The bank forecasts the economy to grow 0.4 percent in 2013 year and 1.9 percent in 2014. Europe’s largest economy contracted 0.5 percent in the fourth quarter of 2012, data last week showed.
Meanwhile, euro zone finance ministers gathered for their first meeting of the year. At the top of their agenda is the financial situation in several peripheral economies including Spain. In addition, the ministers will be discussing how to provide financial help directly to the region’s banks.
Europe’s Stoxx 600 Index ended the day with a 0.3 percent increase from the previous close. Germany’s DAX and France’s CAC 40 both climbed 0.6 percent, while the UK’s FTSE 100 rose 0.4 percent.
Transportation remains snarled in the UK and France as a winter storm buffets the area, renewing concerns about the economic outlook. In Germany, a weekend electoral loss for Chancellor Angela Merkel’s coalition could block efforts for her government to pass legislation.
US markets were closed for the Martin Luther King Jr holiday on Monday as President Barack Obama celebrated the official start of his second four-year term.
Republicans are gearing up for a Wednesday vote that is expected to provide temporary relief for the US Treasury’s debt ceiling, expected to be reached as early as next month.
The yen rose against the greenback, climbing from the lowest level since June 2010, amid expectations the Bank of Japan will announce further monetary policy easing measures.
The central bank’s two-day policy meeting is expected to result in a doubling of the inflation target and an expansion of its asset-purchase program.

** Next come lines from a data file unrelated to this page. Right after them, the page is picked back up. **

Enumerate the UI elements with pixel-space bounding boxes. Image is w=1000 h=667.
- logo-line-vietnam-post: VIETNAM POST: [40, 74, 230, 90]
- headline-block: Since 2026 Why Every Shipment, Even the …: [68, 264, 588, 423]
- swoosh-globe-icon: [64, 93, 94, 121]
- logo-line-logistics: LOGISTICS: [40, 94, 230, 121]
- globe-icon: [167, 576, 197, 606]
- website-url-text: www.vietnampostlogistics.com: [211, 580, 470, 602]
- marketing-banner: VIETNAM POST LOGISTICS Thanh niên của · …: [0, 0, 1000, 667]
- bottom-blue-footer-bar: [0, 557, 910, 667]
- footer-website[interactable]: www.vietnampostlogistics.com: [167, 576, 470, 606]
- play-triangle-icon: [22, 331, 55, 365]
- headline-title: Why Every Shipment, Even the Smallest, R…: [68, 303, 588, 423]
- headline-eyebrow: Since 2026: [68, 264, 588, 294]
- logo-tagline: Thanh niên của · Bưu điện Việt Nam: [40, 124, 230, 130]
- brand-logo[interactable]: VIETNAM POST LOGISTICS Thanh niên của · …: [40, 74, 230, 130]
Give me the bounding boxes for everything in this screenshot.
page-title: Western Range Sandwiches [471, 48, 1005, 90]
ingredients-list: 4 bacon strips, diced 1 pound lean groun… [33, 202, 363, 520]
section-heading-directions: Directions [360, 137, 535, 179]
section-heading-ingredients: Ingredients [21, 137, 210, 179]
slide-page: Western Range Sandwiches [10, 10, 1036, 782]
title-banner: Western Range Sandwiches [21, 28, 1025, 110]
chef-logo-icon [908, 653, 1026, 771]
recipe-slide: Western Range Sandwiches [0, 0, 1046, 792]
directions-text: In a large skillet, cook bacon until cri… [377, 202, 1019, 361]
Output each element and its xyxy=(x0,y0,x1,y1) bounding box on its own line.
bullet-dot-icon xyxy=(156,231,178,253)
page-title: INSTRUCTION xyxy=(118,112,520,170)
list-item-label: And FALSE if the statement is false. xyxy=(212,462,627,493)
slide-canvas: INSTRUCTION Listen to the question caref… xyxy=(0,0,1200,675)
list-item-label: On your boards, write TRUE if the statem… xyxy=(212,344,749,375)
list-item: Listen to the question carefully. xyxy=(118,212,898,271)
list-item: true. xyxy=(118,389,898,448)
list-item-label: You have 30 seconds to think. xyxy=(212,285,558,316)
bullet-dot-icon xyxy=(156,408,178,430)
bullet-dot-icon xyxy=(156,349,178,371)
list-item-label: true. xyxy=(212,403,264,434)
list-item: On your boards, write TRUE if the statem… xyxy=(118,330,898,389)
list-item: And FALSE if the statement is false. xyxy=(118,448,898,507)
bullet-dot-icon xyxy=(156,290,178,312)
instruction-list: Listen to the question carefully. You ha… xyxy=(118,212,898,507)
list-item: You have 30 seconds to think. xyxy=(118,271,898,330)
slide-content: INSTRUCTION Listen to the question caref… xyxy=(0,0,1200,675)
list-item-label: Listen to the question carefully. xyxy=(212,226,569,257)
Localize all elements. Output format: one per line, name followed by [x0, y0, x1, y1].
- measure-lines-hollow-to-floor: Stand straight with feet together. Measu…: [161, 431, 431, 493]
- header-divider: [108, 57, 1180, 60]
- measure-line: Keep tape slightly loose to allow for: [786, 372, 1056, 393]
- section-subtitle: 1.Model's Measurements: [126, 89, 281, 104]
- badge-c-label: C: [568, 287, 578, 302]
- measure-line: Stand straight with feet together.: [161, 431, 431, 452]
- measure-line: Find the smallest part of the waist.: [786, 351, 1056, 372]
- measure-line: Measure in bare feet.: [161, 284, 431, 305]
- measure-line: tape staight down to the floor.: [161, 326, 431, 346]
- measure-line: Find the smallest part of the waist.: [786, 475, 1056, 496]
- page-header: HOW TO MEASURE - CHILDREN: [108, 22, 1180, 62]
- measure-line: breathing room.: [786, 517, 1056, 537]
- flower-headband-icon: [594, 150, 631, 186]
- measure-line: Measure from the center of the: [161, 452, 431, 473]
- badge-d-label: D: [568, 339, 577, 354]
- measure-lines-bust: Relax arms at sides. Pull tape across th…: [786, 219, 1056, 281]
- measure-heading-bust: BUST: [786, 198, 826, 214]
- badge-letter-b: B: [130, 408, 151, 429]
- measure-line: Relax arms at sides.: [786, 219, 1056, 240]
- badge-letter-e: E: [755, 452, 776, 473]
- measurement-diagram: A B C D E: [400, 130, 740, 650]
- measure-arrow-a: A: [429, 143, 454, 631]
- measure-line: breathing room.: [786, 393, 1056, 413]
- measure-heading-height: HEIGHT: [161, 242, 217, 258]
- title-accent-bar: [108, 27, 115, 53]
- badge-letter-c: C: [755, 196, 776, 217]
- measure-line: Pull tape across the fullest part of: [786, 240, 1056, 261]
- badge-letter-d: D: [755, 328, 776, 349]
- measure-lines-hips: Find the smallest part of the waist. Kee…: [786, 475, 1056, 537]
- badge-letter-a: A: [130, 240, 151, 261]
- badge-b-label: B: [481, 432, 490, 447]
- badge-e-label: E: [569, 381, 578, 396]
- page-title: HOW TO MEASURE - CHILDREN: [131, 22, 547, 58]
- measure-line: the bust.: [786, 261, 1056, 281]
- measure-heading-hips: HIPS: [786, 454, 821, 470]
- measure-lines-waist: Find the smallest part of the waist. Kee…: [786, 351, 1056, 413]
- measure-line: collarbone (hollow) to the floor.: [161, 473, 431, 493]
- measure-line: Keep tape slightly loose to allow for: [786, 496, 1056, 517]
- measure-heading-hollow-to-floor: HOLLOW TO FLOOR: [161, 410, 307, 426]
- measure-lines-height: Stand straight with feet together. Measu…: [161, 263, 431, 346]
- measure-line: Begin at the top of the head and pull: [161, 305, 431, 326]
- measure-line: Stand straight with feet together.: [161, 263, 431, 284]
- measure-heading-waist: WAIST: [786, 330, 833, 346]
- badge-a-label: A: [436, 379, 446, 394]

The BOJ will increase asset purchases this week, according to all 23 economists in a Bloomberg News survey, with the median estimate for a 10 trillion-yen increase.
“It’s hard to see what the BOJ could say … that would exceed market expectations,” Daragh Maher, a currency strategist at HSBC Holdings in London, told Bloomberg News. “It’s a natural positioning ahead of the Bank of Japan’s meeting given the yen’s decline.”